Phenobarbital is effective in CN Type II because it can induce the residual bilirubin‐UGT activity.
Dubin‐Johnson syndrome is a rare disorder characterized by mild, predominantly conjugated hyperbilirubinemia. Serum bilirubin is generally between 2‐5 mg/dL, but can be as high as 20‐25 mg/dL, and bilirubinuria is frequently observed. Individuals with Dubin‐Johnson syndrome present with jaundice but otherwise have a normal physical exam. They also have normal liver function, but interestingly have livers that are pigmented black or dark‐brown, due to deposition of a melanin‐like pigment in the hepatocytes. Increased urinary excretion of coproporphyrin isomer I is also observed in these individuals. Some individuals with DJS may experience increased bilirubin levels upon intake of steroid hormones, such as oral contraceptives, and during pregnancy. Dubin‐Johnson has an autosomal recessive mode of inheritance and is due to mutations in the CMOAT or ABCC2 gene, which encodes for an organic anion transporter protein.
Rotor syndrome is a benign inherited disorder characterized by the accumulation of both conjugated and unconjugated plasma bilirubin. It was previously thought that Dubin‐Johnson and Rotor syndromes were variants of a single disorder, but it is now know that they are distinct entities. Unlike Dubin‐ Johnson syndrome, Rotor syndrome is not characterized by abnormal hepatic pigmentation.
Additionally, Rotor syndrome is characterized by a marked increase in total urinary coproporphyrin excretion, which is distinct from what is observed with the more specific increase of coproporphyrin isomer I in Dubin‐Johnson syndrome. It is theorized that the underlying mechanism for Rotor syndrome is impaired hepatocellular storage of conjugated bilirubin. The genetic cause for Rotor syndrome is unknown at this time.
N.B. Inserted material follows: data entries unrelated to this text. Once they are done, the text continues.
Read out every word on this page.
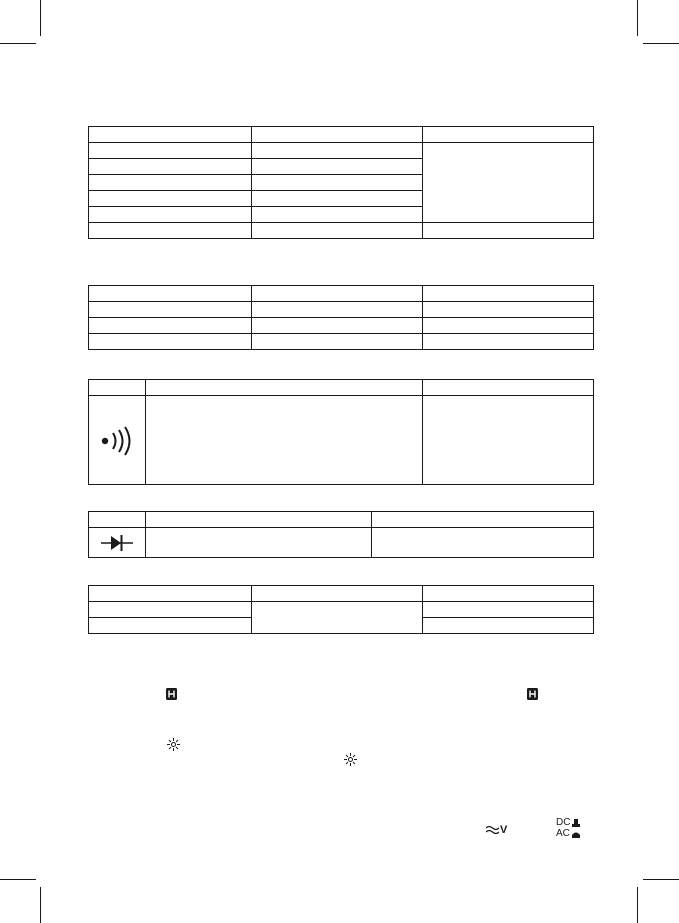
V
DC
AC
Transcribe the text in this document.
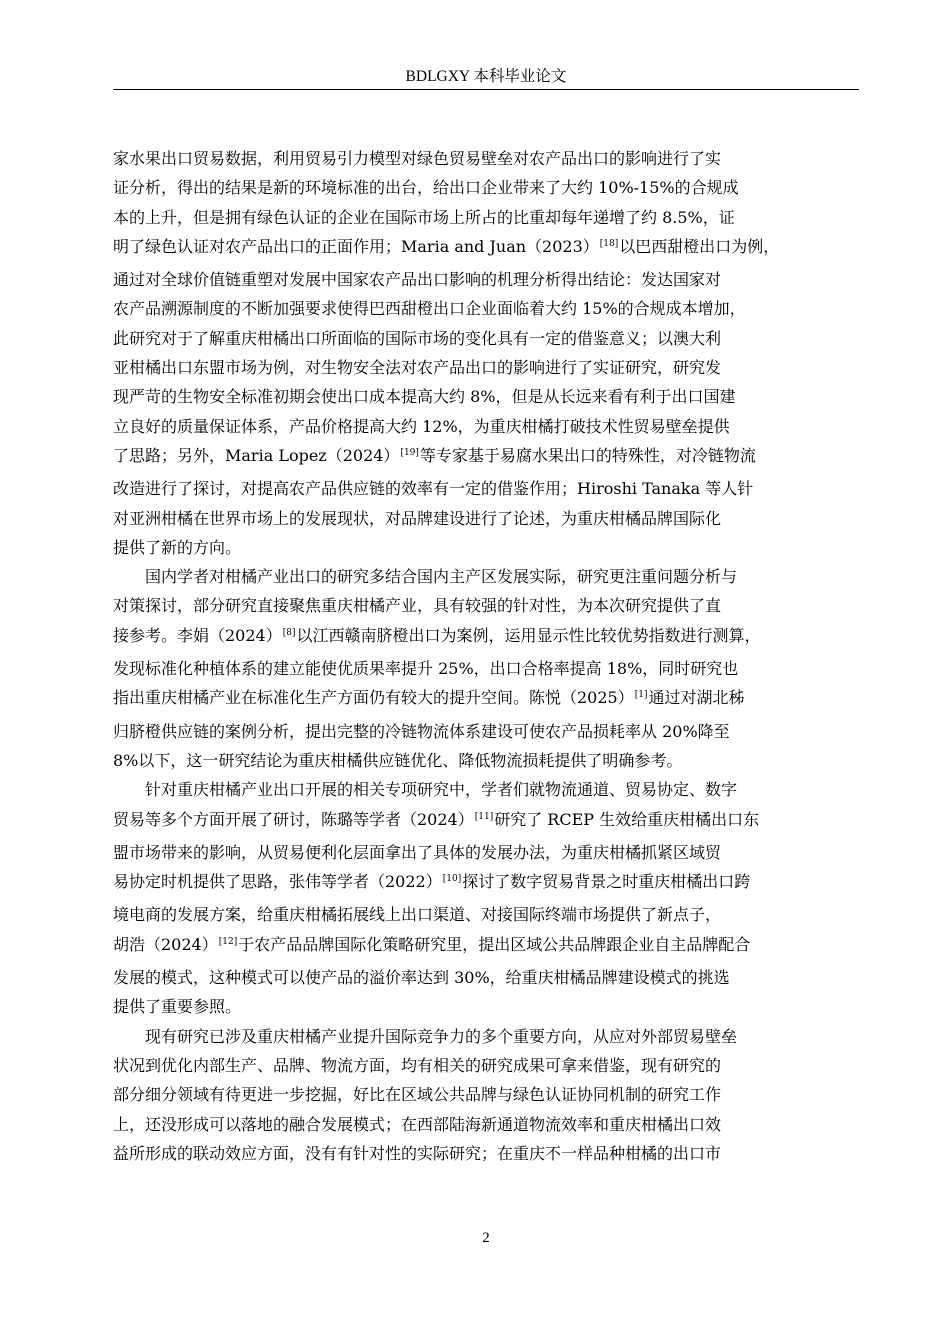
BDLGXY 本科毕业论文
家水果出口贸易数据，利用贸易引力模型对绿色贸易壁垒对农产品出口的影响进行了实
证分析，得出的结果是新的环境标准的出台，给出口企业带来了大约 10%-15%的合规成
本的上升，但是拥有绿色认证的企业在国际市场上所占的比重却每年递增了约 8.5%，证
明了绿色认证对农产品出口的正面作用；Maria and Juan（2023）[18]以巴西甜橙出口为例，
通过对全球价值链重塑对发展中国家农产品出口影响的机理分析得出结论：发达国家对
农产品溯源制度的不断加强要求使得巴西甜橙出口企业面临着大约 15%的合规成本增加，
此研究对于了解重庆柑橘出口所面临的国际市场的变化具有一定的借鉴意义；以澳大利
亚柑橘出口东盟市场为例，对生物安全法对农产品出口的影响进行了实证研究，研究发
现严苛的生物安全标准初期会使出口成本提高大约 8%，但是从长远来看有利于出口国建
立良好的质量保证体系，产品价格提高大约 12%，为重庆柑橘打破技术性贸易壁垒提供
了思路；另外，Maria Lopez（2024）[19]等专家基于易腐水果出口的特殊性，对冷链物流
改造进行了探讨，对提高农产品供应链的效率有一定的借鉴作用；Hiroshi Tanaka 等人针
对亚洲柑橘在世界市场上的发展现状，对品牌建设进行了论述，为重庆柑橘品牌国际化
提供了新的方向。
国内学者对柑橘产业出口的研究多结合国内主产区发展实际，研究更注重问题分析与
对策探讨，部分研究直接聚焦重庆柑橘产业，具有较强的针对性，为本次研究提供了直
接参考。李娟（2024）[8]以江西赣南脐橙出口为案例，运用显示性比较优势指数进行测算，
发现标准化种植体系的建立能使优质果率提升 25%，出口合格率提高 18%，同时研究也
指出重庆柑橘产业在标准化生产方面仍有较大的提升空间。陈悦（2025）[1]通过对湖北秭
归脐橙供应链的案例分析，提出完整的冷链物流体系建设可使农产品损耗率从 20%降至
8%以下，这一研究结论为重庆柑橘供应链优化、降低物流损耗提供了明确参考。
针对重庆柑橘产业出口开展的相关专项研究中，学者们就物流通道、贸易协定、数字
贸易等多个方面开展了研讨，陈璐等学者（2024）[11]研究了 RCEP 生效给重庆柑橘出口东
盟市场带来的影响，从贸易便利化层面拿出了具体的发展办法，为重庆柑橘抓紧区域贸
易协定时机提供了思路，张伟等学者（2022）[10]探讨了数字贸易背景之时重庆柑橘出口跨
境电商的发展方案，给重庆柑橘拓展线上出口渠道、对接国际终端市场提供了新点子，
胡浩（2024）[12]于农产品品牌国际化策略研究里，提出区域公共品牌跟企业自主品牌配合
发展的模式，这种模式可以使产品的溢价率达到 30%，给重庆柑橘品牌建设模式的挑选
提供了重要参照。
现有研究已涉及重庆柑橘产业提升国际竞争力的多个重要方向，从应对外部贸易壁垒
状况到优化内部生产、品牌、物流方面，均有相关的研究成果可拿来借鉴，现有研究的
部分细分领域有待更进一步挖掘，好比在区域公共品牌与绿色认证协同机制的研究工作
上，还没形成可以落地的融合发展模式；在西部陆海新通道物流效率和重庆柑橘出口效
益所形成的联动效应方面，没有有针对性的实际研究；在重庆不一样品种柑橘的出口市
2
Current guidelines for management of hyperbilirubinemia in the term and late preterm infant were set by the American Academy of Pediatrics in 2004 and the Canadian Pediatric Society in 2007. Both guidelines follow similar recommendations of performing total serum bilirubin or transcutaneous bilirubin measurements and assessment of clinical risk factors to evaluate the risk of subsequent hyperbilirubinemia. A bilirubin risk zone can be determined for the infant and then further action can be made, including discharging the infant if in a low risk zone, following‐up with additional bilirubin measurements if in a high‐intermediate risk zone, and evaluating for phototherapy or possibly exchange transfusion if in a high risk zone.
It is important to recognize that bilirubin encephalopathy is reversible in the initial stages and that it is thought that many cases of kernicterus could have been prevented. Thus, prompt intervention to reduce bilirubin levels in the brain by such measures as phototherapy and even exchange transfusion can prevent progression to the irreversible stage.